Insurance industry must step up succession planning efforts

The life insurance industry needs to do a better job of helping financial advisors with succession planning or it risks suffering a significant and rapid decline in its sales force, according to Roland Chan, founder and CEO of Find BoB Ltd., who spoke at the Independent Financial Brokers of Canada (IFB) fall summit in Toronto on Tuesday.

“Our industry is headed toward the perfect storm,” Chan said, noting that the average independent advisor in Canada is 59 years old and that a majority of advisors have not yet put a succession plan or continuity plan into place.

Specifically, 80% of advisors do not have a written succession plan and 75% do not have a plan for the continuity of their business in the event of death or disability, according to research conducted by Find BoB, which is an online marketplace on which advisors can connect with other advisors looking to buy or sell a practice or find a succession partner.

“Death or disability is the No. 1 threat to single-owner practices,” Chan said.

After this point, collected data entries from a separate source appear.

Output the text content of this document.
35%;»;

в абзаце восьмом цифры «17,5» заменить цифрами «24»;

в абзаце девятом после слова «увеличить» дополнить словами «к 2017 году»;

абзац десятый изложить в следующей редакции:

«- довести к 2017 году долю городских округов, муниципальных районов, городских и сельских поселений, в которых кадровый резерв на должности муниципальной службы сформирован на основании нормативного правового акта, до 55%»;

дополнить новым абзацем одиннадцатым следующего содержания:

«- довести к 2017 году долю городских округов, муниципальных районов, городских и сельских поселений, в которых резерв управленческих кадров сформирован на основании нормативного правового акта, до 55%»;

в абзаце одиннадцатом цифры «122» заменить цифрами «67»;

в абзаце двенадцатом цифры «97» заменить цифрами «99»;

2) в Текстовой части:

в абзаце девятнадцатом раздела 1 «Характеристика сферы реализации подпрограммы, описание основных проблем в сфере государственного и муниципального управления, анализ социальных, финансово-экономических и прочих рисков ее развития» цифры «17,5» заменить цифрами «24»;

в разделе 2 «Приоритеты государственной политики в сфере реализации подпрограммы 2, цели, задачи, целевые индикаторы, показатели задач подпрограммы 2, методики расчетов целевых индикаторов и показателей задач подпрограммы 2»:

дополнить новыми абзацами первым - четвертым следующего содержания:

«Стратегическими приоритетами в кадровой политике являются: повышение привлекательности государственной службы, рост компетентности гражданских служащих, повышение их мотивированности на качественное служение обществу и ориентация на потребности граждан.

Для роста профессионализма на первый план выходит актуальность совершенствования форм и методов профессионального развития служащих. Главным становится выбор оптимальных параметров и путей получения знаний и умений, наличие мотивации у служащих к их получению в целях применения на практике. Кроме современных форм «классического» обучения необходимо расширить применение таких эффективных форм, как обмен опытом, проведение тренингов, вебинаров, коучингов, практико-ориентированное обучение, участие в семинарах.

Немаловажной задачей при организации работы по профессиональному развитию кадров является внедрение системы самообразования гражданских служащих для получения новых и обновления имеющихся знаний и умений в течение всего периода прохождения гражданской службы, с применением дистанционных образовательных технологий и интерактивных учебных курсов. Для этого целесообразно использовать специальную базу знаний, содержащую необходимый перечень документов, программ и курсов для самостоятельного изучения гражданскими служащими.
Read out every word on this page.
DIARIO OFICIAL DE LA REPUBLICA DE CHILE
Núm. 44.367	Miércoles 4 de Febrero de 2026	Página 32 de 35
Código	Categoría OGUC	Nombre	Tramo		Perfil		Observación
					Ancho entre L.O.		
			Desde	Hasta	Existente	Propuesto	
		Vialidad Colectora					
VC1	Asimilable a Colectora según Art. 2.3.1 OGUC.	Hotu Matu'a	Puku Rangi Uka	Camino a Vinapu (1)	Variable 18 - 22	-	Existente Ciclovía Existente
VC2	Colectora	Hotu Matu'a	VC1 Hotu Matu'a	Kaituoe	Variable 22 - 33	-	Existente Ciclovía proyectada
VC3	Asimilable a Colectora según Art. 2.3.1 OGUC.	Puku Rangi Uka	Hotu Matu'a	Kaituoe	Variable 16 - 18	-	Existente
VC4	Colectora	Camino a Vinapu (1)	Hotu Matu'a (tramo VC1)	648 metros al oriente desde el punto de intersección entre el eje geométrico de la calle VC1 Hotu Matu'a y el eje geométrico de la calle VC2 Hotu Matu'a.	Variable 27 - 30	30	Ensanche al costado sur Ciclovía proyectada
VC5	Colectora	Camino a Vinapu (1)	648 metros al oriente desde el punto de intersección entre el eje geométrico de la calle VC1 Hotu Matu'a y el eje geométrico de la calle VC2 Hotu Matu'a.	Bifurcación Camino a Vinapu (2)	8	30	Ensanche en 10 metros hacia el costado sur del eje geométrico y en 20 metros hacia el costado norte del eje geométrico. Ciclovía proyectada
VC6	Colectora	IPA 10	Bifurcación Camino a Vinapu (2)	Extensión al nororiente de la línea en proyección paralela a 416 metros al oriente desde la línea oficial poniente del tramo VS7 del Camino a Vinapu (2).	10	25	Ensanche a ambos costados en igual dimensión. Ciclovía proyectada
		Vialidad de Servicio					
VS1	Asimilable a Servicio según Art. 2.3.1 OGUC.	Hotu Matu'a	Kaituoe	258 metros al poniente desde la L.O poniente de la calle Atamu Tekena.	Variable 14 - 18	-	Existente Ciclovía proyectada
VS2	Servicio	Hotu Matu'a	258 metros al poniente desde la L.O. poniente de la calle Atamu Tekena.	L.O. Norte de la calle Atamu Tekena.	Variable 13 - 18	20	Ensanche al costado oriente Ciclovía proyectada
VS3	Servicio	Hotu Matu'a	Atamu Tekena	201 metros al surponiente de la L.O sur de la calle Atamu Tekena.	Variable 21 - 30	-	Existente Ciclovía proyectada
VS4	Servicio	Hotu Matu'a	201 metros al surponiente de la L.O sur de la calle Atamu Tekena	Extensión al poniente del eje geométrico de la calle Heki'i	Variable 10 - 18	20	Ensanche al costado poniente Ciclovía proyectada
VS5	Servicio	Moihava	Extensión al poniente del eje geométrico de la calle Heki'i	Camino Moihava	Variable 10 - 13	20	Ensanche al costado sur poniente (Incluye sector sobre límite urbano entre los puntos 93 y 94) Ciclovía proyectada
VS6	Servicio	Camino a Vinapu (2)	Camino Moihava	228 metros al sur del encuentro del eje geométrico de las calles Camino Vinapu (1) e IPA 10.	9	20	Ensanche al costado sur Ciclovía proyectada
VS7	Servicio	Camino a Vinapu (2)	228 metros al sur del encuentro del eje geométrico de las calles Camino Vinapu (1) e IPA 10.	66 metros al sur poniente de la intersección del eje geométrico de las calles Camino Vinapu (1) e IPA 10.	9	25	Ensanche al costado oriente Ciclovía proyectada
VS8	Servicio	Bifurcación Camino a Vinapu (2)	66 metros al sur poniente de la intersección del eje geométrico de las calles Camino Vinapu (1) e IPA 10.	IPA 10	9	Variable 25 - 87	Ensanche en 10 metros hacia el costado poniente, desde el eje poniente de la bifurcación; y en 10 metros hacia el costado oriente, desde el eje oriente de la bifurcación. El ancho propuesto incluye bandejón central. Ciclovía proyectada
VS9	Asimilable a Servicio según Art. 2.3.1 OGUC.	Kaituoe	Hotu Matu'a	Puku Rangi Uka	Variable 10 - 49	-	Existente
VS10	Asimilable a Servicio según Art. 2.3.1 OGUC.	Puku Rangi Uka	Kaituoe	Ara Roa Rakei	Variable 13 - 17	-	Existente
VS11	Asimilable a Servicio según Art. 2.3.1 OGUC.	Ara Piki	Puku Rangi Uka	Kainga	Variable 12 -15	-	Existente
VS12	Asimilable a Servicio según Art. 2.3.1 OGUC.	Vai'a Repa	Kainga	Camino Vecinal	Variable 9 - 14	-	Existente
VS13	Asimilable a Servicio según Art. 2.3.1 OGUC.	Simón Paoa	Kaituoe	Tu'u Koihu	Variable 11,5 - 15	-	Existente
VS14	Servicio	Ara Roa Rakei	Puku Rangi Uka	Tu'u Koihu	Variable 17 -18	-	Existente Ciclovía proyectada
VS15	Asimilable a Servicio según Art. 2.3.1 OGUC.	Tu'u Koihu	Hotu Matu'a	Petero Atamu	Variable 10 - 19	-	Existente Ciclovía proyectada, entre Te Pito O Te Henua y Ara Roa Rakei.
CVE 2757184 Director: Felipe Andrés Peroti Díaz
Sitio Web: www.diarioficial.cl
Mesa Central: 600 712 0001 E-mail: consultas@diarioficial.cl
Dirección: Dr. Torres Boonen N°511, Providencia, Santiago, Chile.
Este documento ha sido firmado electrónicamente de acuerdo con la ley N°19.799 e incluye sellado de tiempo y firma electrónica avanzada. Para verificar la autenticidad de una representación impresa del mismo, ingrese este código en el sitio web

The top reasons that advisors cite for not having a succession plan in place, according to Chan, include: not wanting to retire; the impression that valuations are too low; the impression that the succession planning process is too daunting; and difficulty finding an adequate successor.

Despite these hurdles, 90% of the advisors surveyed said they feel that they have an ethical obligation to their clients to create a succession plan, according to Chan.

“There’s clearly a conflict between how [many advisors] have a plan, which is less than 19%, and how many should be planning, which is 100%,” he said.

Firms need to step up and help advisors, Chan said. In fact, of the advisors that Find BoB surveyed, 55% said they ideally would like to find a transition partner within their own firm, yet more than half advisors said their firm didn’t offer the necessary support to do so.

Adding to the problem, Chan said, is the lack of new advisors coming into the business.

“We’ve done a poor job, as an industry, of grooming the next generation of talent,” he said.

Of the new advisors joining the industry, only one out of every 10 stay in the business for more than four years, he added.

“We need to orchestrate change,” Chan said, “and start cultivating the next generation of advisors.”